County officials asked for more patience, saying increased testing and disease investigating capabilities were crucial before lifting stay-at-home orders further.
“We’re working really hard,” Cody said, “because we do know that many, many in our community are suffering from the economy and the social isolation of being at home. So I hear you loud and clear. And I am worried, too.”
Smith added that sticking with the shelter-in-place order longer the first time might end up being the better move, not only from a health perspective, but also from an economic one.
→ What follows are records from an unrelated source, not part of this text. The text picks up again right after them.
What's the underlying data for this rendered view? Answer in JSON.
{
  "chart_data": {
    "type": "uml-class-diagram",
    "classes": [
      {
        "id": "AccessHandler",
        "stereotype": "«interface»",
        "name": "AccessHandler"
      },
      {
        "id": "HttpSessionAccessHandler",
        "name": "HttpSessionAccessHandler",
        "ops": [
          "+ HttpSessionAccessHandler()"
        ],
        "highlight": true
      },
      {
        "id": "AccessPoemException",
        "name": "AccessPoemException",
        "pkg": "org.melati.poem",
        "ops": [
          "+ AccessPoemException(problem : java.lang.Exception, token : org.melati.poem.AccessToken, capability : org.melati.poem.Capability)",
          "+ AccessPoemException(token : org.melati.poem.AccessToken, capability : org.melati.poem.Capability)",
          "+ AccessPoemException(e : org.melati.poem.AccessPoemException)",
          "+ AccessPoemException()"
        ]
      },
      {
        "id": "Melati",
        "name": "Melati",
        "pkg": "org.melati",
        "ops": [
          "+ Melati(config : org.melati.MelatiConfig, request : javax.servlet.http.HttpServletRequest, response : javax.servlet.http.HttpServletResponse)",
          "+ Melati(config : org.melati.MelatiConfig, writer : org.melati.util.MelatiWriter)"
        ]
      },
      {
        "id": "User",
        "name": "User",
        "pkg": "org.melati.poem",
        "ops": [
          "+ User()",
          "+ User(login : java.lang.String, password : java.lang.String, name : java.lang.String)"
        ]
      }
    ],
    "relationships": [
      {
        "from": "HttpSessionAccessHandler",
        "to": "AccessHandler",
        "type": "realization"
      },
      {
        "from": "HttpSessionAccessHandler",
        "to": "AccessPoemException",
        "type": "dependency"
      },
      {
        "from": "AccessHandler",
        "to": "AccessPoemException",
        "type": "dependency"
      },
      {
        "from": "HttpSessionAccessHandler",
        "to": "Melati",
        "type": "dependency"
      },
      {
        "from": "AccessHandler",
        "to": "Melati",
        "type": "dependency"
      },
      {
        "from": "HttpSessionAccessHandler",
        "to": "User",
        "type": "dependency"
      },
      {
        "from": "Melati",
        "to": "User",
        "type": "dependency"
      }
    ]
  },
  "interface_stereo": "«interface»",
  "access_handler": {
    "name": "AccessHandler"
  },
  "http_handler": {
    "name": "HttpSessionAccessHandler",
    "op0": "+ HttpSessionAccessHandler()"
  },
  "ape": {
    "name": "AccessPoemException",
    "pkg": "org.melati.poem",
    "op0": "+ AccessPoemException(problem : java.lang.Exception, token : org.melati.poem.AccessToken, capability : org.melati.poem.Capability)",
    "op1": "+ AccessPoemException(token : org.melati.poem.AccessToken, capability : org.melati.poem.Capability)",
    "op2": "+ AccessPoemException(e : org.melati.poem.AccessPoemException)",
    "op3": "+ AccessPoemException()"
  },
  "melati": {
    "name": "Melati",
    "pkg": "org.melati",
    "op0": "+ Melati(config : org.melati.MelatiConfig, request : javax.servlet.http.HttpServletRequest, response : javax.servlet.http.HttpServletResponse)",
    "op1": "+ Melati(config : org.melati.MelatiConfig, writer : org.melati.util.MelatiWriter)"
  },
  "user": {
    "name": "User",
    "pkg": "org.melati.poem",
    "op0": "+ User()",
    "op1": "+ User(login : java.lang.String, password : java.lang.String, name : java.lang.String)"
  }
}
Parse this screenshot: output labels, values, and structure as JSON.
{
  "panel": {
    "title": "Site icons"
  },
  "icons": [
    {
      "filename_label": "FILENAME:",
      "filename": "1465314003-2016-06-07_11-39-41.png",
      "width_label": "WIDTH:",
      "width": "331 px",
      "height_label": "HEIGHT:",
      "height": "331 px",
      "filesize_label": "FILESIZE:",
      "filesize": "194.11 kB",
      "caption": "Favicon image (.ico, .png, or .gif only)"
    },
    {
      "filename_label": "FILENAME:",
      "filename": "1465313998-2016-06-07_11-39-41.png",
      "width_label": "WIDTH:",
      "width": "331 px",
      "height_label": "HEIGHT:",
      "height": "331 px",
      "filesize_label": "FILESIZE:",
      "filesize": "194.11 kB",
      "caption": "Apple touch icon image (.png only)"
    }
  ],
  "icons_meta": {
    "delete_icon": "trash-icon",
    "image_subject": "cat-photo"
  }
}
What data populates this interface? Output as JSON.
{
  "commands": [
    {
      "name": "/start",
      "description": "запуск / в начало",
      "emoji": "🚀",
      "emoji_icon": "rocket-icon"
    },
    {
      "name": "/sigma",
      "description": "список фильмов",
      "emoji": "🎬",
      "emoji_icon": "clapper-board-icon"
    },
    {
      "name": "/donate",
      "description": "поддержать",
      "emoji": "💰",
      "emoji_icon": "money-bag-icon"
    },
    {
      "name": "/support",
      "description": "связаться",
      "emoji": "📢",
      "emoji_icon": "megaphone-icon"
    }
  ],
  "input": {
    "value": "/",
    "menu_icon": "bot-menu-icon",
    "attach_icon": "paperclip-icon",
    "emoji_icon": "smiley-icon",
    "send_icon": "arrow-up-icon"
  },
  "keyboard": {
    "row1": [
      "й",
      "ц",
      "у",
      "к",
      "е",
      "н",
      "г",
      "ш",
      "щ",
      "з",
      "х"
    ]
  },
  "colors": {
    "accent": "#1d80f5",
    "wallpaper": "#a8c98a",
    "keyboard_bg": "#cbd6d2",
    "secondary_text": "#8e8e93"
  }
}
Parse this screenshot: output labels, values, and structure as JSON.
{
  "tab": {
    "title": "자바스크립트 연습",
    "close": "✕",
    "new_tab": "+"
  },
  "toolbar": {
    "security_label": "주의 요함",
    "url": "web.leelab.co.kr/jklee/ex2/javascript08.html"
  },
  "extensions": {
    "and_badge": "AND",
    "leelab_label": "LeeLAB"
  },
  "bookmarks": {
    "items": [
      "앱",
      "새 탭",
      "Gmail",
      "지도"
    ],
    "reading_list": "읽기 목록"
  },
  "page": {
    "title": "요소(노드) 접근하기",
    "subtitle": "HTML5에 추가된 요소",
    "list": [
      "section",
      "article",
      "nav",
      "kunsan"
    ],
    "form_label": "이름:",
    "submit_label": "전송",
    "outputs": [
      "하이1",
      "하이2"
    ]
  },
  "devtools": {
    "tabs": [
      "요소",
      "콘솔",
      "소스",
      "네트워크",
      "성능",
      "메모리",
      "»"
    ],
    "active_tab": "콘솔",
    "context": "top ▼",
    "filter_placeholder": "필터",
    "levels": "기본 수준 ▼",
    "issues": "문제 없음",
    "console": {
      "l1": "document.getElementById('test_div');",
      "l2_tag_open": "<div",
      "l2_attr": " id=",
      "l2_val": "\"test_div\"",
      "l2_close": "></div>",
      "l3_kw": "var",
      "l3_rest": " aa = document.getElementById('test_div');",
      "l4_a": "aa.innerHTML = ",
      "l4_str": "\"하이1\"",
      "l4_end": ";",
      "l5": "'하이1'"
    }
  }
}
During the 1918 Spanish flu pandemic, while Philadelphia moved too slowly to deal with rising flu outbreaks, St. Louis acted far more quickly, closing many public places swiftly, and, “strangely enough, their economy came back faster than Philadelphia’s,” Smith said.
A recent study found that cities that moved more aggressively to close down the city as the flu hit experienced a better economic recovery afterward. “It’s never an either-or,” Smith said, “it’s always how do you accomplish both good goals. And we’ve got two good goals.”
Smith said this pandemic was one of only four worldwide in the last 102 years and the only one in modern history caused by a coronavirus, a type of virus that until now has been associated with the common cold.
In just a matter of a few months, 256,000 people who have been infected with the coronavirus have died, while the 1957-58 flu pandemic killed 1.1 million people, the 1968 flu pandemic resulted in 1 million deaths, and the 1918 pandemic resulted in 50 million dead worldwide.